When it comes to really supporting non-english languages well, you kinda do have to know gory details of Unicode. (I had to.) Otherwise, stuff will mysteriously not work, and you won't know what to do. OS X / Windows filenames will surprise you. Python on OS X / Windows will surprise you. Javascript will surprise you. URLs will surprise you. There's a lot of surprises in store.
If you have some real-time large-ish-data need, you'll need to evaluate your options based on how they manage concurrency and locking. You may even have to implement a custom cache or archive layer. (I had to.)
I'll admit, I haven't dealt with SVG rendering, and it wasn't important to any company I've worked for. In cases like that, you can say "whatever, fast enough on today's computers, this one doesn't work so I'll replace it with a png." But if you really need stuff to work right, if you want it done right, you don't have to do it all yourself, but you do have to understand it all yourself, otherwise you can't correctly choose and marshall the pieces that do it.
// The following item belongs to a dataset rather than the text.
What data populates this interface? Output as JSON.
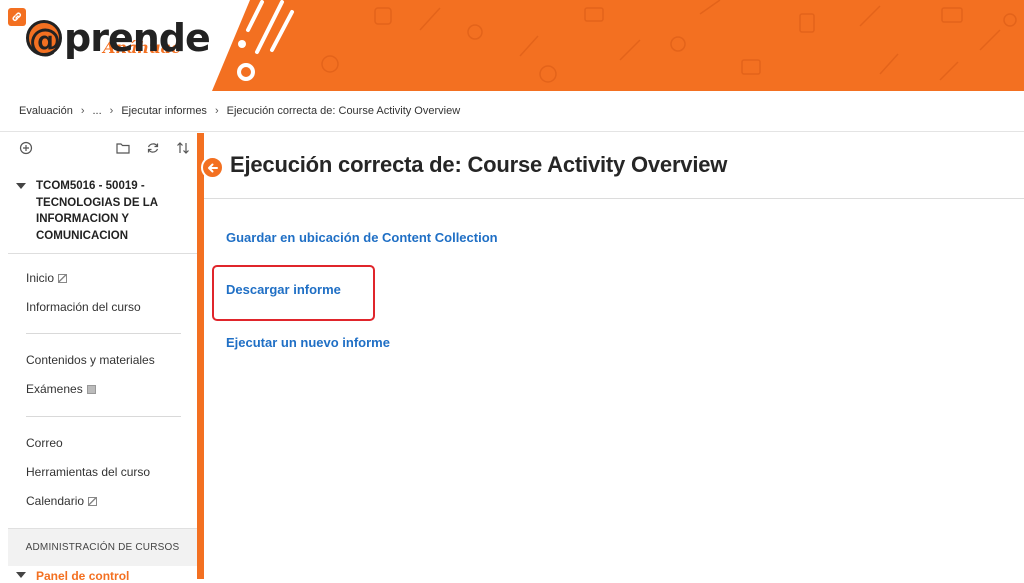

EDIT: I feel like adding an addendum: yes, the specific views described in OP are historic relics. Still... the number of levels that exist today between do-it-yourself c programming with an alternative/minimal libc, and a ruby/rails/activerecord/auth-gems/assets-gems project, is really amazing.
the number of levels that exist today between do-it-yourself c programming with an alternative/minimal libc
Turtles all the way down. I'm working right now own an OS-less Forth system to run on a SoC, and keep thinking "man, how much easier would this be if I had a kernel and a library!"
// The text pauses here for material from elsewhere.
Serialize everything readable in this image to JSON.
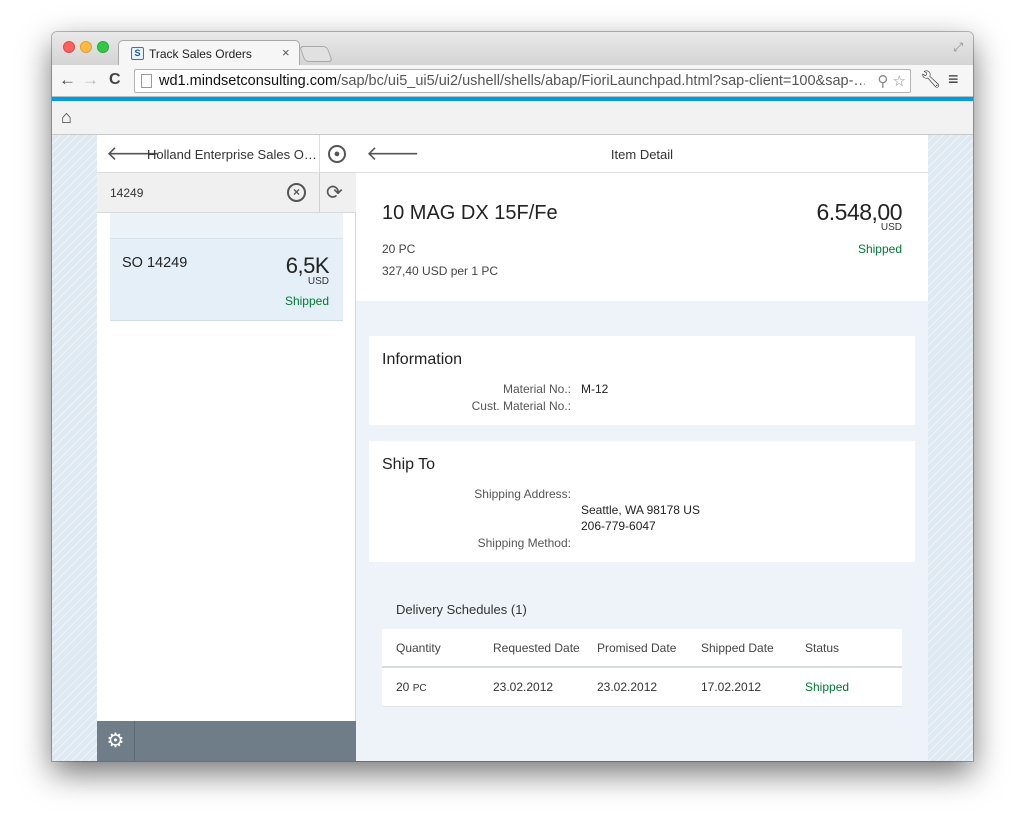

Meanwhile, somebody else is probably working on a pure logic processor and thinking "wow, I wish I had a full SoC to work with..."
All these surprises you get with non-english characters is exactly why it needs to be abstracted and handled at another level so why don't need to know how they all that works.
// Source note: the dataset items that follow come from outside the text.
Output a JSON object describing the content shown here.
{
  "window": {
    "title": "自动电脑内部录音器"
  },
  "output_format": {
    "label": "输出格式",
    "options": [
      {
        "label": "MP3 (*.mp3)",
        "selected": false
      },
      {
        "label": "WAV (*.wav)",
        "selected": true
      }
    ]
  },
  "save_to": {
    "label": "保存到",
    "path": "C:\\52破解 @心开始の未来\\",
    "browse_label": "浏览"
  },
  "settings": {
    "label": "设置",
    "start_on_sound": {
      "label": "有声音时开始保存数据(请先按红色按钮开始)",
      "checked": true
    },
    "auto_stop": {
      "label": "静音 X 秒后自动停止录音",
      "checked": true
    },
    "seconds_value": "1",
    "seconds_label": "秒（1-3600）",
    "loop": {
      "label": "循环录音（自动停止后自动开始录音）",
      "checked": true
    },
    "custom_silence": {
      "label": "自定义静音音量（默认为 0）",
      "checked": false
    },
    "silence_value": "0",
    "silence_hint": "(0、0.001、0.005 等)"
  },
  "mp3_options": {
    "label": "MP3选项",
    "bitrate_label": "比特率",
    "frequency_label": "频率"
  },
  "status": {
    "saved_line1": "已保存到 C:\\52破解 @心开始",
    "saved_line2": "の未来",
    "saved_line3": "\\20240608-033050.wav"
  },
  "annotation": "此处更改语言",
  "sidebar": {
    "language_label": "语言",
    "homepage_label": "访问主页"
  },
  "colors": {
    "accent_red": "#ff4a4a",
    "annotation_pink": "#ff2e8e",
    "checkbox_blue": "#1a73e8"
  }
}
You're doing a disservice to yourself and the people who have to work on (or more likely fix) your code by having this attitude. Plenty of people are capable of producing great work and still spending the time to actually understand the systems they are working on.
There aren't that many giants; there are a lot of people with a few years of experience that think/claim they're giants.
Mmmm... We'll just have to disagree on this. I can track a great number of octaves, from business strategy down to operating system scheduling and locking strategies, CPU instruction pipelines and scheduling, semiconductor fabrication techniques, and even down to the lifetime exergy of the whole equipment/software/facilities supply chain. But I can only do a little bit at a time, an as-needed basis. I can't be too concerned with instruction set design or supply chains while I'm optimizing an SQL query or building a D3.js web visualization. It's just too remote from the task at hand. If you, in contrast, can simultaneously understand and reason about every technology along the continuum from delivered apps and services down to the impedance constraints in the CPU layout process, good show! That's a surpassingly rare skill, but perhaps there are some Sherlocks among us.
I think it's obvious that I'm not advocating you have innate knowledge of everything down to semiconductor fabrication in order to be a competent javascript programmer. I would argue you want at least a basic understanding of the internals of the software you're relying on.
You're writing SQL queries and claim you don't have the time to research how the database you're using works internally without destroying your productivity? You can write SQL without knowing the database's indexing strategy or how it optimizes queries, but it's likely to be of a lesser quality than someone who has taken the time to do so.
> The problem with this kind of YAGNI thinking is that it 1. commits everyone to understanding how to do everything and 2. requires everyone to do everything afresh, every project.
IIUC is that how the Go team sets out to do stuff? I have no references but I seem to recall I read something along the lines of "writing a Min(uint, uint) function is easy enough, so there's no real need for it in the stdlib (whereas Min(float, float) is there because it relies on optimized hardware), and you can always implement it and have it published" and "container types are best implemented on a case by case basis because their traversal is best suited to each specific case, so generics aren't needed that badly".
I do undestand such arguments, yet encountering the fifteenth slice Mirror function {which is unconcerned about the type) being either non-optimal, or just wrong due to an off-by-one, or giving up on static typing, gets old fast. And I'm not even talking about tries, b*-trees or whatever other interesting data structure there is.